Exhibition
John Reno Jackson: A Heron Amongst the Storm presents the work of emerging Caymanian artist John Reno Jackson in his first solo exhibition at the National Gallery of the Cayman Islands’ Dart Auditorium Community Gallery. The exhibition includes a series of thirteen paintings and accompanying drawings that collectively chart the artist’s ongoing journey of creative experimentation and self-discovery.
As a painter whose work is rooted in the language of abstraction, the artist utilises this formal vocabulary to explore familiar subjects and the wider landscape of the Caymanian cultural experience. Reflecting Jackson’s sustained investigation of his chosen medium, the works on display capture the curious mind and wandering imagination of an artist whose probing approach embodies the frustrating, yet ultimately rewarding, path towards artistic expression.

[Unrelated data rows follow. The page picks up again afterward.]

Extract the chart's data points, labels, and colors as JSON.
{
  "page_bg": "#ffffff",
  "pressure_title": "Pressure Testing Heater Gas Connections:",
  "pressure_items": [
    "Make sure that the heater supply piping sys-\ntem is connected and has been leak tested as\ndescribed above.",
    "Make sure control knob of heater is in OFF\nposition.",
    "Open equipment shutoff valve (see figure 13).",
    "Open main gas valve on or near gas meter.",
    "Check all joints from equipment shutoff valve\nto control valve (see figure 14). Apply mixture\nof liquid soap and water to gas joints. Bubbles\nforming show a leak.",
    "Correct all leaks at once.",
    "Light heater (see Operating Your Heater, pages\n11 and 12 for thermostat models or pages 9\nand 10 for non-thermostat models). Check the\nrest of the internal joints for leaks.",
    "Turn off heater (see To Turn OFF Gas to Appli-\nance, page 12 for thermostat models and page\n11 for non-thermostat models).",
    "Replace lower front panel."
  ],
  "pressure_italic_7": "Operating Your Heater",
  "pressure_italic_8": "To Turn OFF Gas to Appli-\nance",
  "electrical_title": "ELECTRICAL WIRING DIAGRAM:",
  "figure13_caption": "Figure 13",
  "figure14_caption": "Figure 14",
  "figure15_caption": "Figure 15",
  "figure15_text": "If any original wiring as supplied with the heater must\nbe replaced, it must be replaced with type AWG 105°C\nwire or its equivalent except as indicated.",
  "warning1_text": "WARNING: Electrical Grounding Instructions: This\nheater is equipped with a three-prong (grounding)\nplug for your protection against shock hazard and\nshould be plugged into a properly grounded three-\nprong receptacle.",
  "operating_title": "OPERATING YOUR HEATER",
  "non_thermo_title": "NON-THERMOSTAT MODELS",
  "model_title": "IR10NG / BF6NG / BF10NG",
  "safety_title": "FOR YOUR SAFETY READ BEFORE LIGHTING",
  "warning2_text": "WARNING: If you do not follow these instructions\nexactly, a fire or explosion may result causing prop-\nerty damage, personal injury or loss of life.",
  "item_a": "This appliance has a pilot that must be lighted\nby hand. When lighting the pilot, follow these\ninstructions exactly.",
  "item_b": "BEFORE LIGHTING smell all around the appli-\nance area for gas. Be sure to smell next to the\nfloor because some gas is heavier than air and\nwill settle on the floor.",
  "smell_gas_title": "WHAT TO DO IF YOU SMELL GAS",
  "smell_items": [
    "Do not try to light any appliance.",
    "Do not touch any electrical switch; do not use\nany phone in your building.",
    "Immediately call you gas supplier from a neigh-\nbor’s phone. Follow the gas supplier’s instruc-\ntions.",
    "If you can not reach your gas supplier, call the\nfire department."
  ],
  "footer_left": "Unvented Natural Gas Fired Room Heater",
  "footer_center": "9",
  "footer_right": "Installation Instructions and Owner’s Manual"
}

Presented as a coherent body of work in which each painting seeks to unlock answers to a series of rhetorical questions—about the nature of representation, the tension between abstraction and figuration, and the ways in which meaning is ultimately understood and conveyed to the viewer—the artist’s images bear the marks and material traces of the process of their own creation. Less definitive visual statements than a series of painterly gestures, Jackson’s works exist in a state of perpetual flux—at the cusp of completion, yet decidedly open-ended.
About the Artist
John Reno Jackson
b. 1995
John Reno Jackson is a Caymanian-American painter. He studied at the Slade School of Fine Art (UCL) and received his MA in painting from the Royal College of Art, London (2025), where he was the recipient of the Sir Frank Bowling Scholarship. His work explores the possibilities of painterly expression through varying abstract investigations of his chosen medium. He has exhibited at Tern Gallery in the Bahamas and held a solo exhibition, A Heron Amidst the Storm, at the National Gallery of the Cayman Islands in 2022. His work is in the permanent collection of NGCI, where it has also featured in various exhibitions such as Island of Women: Life at Home During Our Maritime Years (2020), Reimagined Futures – 2nd Cayman Islands Biennial (2021) and The People’s Collection – A 25-Year Cultural Legacy (2022).